As I read this quote there is a deep sense of rootedness, this description of an off-shoot grafted into its side is profoundly beautiful. Creative brain could almost see this as a quilt. It’s been a long time since the imaginings of quilts happened. This is twice this week! I am in awe in so many ways of this.

After Mass I was meeting a new friend to help her with some of the backend on her website. I’ve been trying to talk with someone else for days and we finally connected while I sat in the parking lot of the Church and talked for about 30 minutes. Both this conversation and the conversation with my friend on the backend of her website were good.

There was something really delightful about having an impromptu lunch with my Sweetie, then surprising someone with promised donuts. The look of delight on this person’s face is a treasure. “You remembered!” I did indeed.

As I sat down to pray and read this morning I realized that I left my journal and several books I’m currently reading in the car overnight. Because it’s 33 degrees right now I’m not keen on making the dash outside to get said books and journal. Often when I journal it’s prayer, remembering those who have asked me to pray for them. Or for vocations to the Priesthood, Consecrated Life, Marriage or Single Life, that those discerning would hear God’s voice with clarity and the delightful uncertainty of a new toddler taking their first steps. Because oh the JOY of those giving witness to those first steps. And Oh the beauty of whatever comes next.

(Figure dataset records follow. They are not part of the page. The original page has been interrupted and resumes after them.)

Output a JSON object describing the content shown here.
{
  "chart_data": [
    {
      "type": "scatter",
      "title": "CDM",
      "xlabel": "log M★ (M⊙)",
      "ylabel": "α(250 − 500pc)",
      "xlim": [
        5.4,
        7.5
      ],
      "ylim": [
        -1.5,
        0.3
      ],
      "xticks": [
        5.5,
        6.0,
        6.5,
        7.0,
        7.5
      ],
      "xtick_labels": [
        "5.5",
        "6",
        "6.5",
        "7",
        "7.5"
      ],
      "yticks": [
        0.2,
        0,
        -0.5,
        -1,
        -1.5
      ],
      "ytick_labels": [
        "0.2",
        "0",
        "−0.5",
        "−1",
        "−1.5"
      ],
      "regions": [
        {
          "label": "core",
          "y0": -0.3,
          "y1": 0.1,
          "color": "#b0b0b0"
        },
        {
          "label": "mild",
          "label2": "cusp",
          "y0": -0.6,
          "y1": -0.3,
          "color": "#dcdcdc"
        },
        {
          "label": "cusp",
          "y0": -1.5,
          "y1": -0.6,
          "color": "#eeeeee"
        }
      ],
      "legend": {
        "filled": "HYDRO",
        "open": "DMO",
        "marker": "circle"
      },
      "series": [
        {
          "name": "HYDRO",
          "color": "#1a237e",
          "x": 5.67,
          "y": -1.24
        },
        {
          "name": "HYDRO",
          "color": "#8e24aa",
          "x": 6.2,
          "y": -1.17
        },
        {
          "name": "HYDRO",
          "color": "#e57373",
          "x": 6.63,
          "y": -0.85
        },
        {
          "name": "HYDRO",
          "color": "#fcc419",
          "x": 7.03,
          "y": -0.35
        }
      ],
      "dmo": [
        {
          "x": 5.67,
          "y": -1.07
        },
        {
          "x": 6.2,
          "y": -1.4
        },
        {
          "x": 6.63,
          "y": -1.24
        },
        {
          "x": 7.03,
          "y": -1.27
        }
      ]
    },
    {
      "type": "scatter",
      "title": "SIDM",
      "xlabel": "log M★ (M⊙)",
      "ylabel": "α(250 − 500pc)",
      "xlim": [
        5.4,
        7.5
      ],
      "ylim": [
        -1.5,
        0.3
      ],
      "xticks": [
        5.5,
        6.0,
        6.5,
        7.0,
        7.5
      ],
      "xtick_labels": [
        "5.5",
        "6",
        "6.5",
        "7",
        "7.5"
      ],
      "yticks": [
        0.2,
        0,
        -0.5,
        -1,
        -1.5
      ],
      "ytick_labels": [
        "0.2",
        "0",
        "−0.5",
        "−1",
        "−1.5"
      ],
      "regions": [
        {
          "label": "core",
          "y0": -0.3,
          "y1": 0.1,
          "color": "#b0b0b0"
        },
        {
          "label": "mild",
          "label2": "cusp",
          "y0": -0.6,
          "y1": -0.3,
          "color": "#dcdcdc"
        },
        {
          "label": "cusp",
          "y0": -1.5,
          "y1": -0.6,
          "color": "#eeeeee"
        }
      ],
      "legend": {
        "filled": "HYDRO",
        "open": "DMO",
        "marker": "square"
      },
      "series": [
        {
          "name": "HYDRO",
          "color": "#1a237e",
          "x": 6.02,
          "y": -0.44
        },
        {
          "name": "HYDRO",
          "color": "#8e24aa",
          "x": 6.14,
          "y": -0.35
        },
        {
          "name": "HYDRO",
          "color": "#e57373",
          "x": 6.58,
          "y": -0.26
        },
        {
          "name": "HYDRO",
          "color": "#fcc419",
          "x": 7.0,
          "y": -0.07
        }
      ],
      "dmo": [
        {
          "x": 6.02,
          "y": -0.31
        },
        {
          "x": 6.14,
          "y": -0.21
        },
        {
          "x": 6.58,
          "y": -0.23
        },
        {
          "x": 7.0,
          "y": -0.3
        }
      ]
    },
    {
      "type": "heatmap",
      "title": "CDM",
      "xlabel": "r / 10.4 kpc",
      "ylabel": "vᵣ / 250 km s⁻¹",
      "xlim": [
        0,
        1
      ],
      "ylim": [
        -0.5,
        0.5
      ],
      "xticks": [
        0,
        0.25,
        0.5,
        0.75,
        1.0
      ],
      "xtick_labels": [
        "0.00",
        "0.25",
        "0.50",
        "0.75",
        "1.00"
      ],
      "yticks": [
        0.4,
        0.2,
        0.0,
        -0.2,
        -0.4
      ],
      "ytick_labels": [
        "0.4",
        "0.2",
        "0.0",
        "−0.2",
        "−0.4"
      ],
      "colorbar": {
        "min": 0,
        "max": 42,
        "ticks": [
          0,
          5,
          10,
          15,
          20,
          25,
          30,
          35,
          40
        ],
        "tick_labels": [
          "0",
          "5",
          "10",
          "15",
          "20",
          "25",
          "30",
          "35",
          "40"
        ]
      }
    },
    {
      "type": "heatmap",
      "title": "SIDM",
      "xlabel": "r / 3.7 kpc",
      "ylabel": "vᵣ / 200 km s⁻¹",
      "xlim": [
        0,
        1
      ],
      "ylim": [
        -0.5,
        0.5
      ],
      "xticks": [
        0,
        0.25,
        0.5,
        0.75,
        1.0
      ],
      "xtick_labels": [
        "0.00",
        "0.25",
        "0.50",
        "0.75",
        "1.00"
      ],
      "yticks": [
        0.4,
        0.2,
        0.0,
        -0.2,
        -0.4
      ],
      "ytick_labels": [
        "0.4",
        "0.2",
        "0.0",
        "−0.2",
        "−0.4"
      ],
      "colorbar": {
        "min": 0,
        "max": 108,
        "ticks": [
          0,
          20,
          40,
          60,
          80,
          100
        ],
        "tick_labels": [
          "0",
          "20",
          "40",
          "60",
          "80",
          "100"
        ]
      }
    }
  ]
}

Here we are on the Eve of Lent. In the Abiding Together podcast Sr Miriam James describes Lent as a time of renewal, and so it is. In 1992 one of the people in my RCIA group gave me a copy of Pope St John Paul II’s On the Dignity and Vocation of Woman, which was for her pivotal in her coming to the Church. For me when I finally read it in 1994 or 1995 it completely shifted how I experienced so much of what I *thought* the Church believed about women. This is once again my Lenten reading with a couple of friends and I’m looking forward to learning how I read this now, thirty years later. I can tell you already that this will be so good in part because it brings up so sweetly my very first memory of JPII, on the day of his election in October 1978, as an almost ten year old, giddy with excitement, somehow knowing how importance of his election. Not knowing then how his words, his teaching in this document would influence me, my marriage and life.